Build-Time Configuration

This page provides a developer guide for build-time configuration. The full list of options can be found here

How Config Parameters are Communicated to the Source Code

At the time of writing, the build-system tracks configuration options in the DFLAGS variable. In more detail:

  • as make parses the makefiles it appends a token encoding each configuration variable’s to DFLAGS

  • a token of defining a variable, <var>, is specified as either -D<var> or -D<var>=<value>. The first format defines a variable without assigning a value while the second variable assocciates the value <value>.

Originally, the build system made the source code aware of the configuration options by passing all the tokens in DFLAGS directly as arguments to the compiler. More recently, we have adopted a new strategy.

At present, the build-system uses the configure_file.py tool to communicate the configuration parameters. Specifically, the build system passes all the tokens in DFLAGS as arguments to configure_file.py to generate a file called cholla_config.h from src/cholla_config.h.in. Then the compiler is passed the option -include cholla_config.h, which tells the compiler to act like #include "cholla_config.h" is the first line of every source file.

Important

The use of -include cholla_config.h is something of a short-term hack. There are some concerns that this may not work on all C++ compilers (it was decided that since it works for g++ and clang++, it’s ok for now).

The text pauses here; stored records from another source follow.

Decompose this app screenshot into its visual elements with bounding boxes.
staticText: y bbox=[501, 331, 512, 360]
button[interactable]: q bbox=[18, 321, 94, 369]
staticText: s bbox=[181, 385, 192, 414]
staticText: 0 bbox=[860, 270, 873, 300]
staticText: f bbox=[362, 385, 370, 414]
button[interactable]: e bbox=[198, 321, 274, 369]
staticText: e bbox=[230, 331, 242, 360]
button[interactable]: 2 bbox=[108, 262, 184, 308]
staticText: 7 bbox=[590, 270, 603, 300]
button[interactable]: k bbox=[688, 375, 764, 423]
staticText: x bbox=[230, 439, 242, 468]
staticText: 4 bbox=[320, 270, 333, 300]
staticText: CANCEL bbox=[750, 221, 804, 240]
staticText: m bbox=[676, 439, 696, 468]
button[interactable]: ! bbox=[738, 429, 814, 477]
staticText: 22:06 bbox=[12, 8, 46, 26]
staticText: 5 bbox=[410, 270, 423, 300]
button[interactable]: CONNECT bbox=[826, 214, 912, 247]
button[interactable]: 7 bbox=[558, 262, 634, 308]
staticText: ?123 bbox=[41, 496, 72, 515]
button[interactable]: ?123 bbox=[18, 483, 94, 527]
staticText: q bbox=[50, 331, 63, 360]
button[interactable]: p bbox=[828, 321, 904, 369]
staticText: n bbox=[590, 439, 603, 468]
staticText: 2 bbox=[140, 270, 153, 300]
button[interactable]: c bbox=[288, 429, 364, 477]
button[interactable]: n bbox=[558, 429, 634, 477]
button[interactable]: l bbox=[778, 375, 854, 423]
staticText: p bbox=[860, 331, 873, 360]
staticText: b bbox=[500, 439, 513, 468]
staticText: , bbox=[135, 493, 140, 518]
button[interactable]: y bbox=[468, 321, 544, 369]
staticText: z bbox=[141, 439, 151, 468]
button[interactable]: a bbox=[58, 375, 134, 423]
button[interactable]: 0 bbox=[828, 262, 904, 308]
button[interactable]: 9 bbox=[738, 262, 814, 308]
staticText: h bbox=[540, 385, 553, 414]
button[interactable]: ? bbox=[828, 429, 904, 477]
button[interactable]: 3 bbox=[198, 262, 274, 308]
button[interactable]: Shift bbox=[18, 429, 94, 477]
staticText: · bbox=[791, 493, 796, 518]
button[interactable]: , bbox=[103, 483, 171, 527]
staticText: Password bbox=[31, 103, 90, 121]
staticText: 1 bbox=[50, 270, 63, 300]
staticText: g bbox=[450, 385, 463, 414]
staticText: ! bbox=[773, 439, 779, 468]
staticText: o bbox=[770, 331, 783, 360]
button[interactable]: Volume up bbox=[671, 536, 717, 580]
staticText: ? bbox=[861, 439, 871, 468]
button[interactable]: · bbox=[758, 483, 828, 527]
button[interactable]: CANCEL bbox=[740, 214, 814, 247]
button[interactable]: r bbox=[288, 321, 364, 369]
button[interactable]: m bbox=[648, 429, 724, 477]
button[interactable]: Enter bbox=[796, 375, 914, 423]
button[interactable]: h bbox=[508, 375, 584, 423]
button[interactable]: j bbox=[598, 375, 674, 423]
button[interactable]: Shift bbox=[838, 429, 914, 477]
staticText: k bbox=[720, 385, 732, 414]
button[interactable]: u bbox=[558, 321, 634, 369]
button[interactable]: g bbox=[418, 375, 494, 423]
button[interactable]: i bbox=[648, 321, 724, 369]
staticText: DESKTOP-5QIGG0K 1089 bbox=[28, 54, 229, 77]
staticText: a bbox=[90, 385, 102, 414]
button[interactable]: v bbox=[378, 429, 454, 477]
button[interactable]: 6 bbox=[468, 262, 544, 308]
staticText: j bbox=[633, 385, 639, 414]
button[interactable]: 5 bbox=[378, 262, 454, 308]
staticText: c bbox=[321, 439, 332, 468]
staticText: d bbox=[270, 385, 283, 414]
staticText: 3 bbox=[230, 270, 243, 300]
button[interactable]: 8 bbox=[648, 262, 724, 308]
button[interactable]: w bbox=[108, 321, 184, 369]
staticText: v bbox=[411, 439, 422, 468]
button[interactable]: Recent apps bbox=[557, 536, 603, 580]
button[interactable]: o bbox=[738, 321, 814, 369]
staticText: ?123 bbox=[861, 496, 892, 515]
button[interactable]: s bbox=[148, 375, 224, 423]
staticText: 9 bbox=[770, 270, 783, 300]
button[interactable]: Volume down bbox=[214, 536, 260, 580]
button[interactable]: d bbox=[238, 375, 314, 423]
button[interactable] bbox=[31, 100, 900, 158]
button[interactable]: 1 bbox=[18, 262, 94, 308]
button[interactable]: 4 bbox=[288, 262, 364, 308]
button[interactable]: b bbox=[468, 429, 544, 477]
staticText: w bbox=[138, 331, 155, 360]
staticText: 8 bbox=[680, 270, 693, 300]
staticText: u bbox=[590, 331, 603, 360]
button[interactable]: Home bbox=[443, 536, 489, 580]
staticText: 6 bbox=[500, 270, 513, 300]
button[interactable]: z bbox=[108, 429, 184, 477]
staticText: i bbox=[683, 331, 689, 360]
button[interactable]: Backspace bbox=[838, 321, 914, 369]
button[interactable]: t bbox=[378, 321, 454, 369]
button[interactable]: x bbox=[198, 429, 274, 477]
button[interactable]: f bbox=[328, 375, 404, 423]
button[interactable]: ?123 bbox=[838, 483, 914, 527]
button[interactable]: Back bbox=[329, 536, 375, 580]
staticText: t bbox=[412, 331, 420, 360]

The more robust long-term plan is to make every source/header file that needs a compile-time configuration parameter directly include the cholla_config.h header or include the global/global.h header (which itself includes cholla_config.h). Unfortunately, this is not immediately viable because both:

  1. the checks of configuration options are currently ubiquitous (I think almost every single source/header has at least one check).

  2. Just about every single check checks whether a configuration option is defined or not. Thus, there’s a degeneracy between “forgetting to include the cholla_config.h header and choosing not to enable a feature.

How to add a new build-time configuration parameter

Important

Before doing anything, ask yourself “can this be a runtime parameter?” If the answer is “yes” (and it usually is), then sooner or later somebody is going to have to go to the trouble of converting it to a runtime parameter.

Your code contribution may not be merged until you convert it to a runtime parameter.

To add a new parameter, you need to both:

  1. add the option to a Makefile

  2. add an appropriate line into src/cholla_config.h.in

If you forget to do the second step, then the configure_file.py tool will fail (and the entire build will fail). This behavior is a FEATURE – it makes the build fail if an option is mispelled when modifying a Makefile.

Best Practice

If you find yourself adding a new configuration parameter, you should STRONGLY prefer to configure things so that the configuration parameter is ALWAYS defined and the only thing that changes is its associated value (e.g. 0 or 1). This generally produces more robust code (and is an important step towards direct inclusion of cholla_config.h in all files).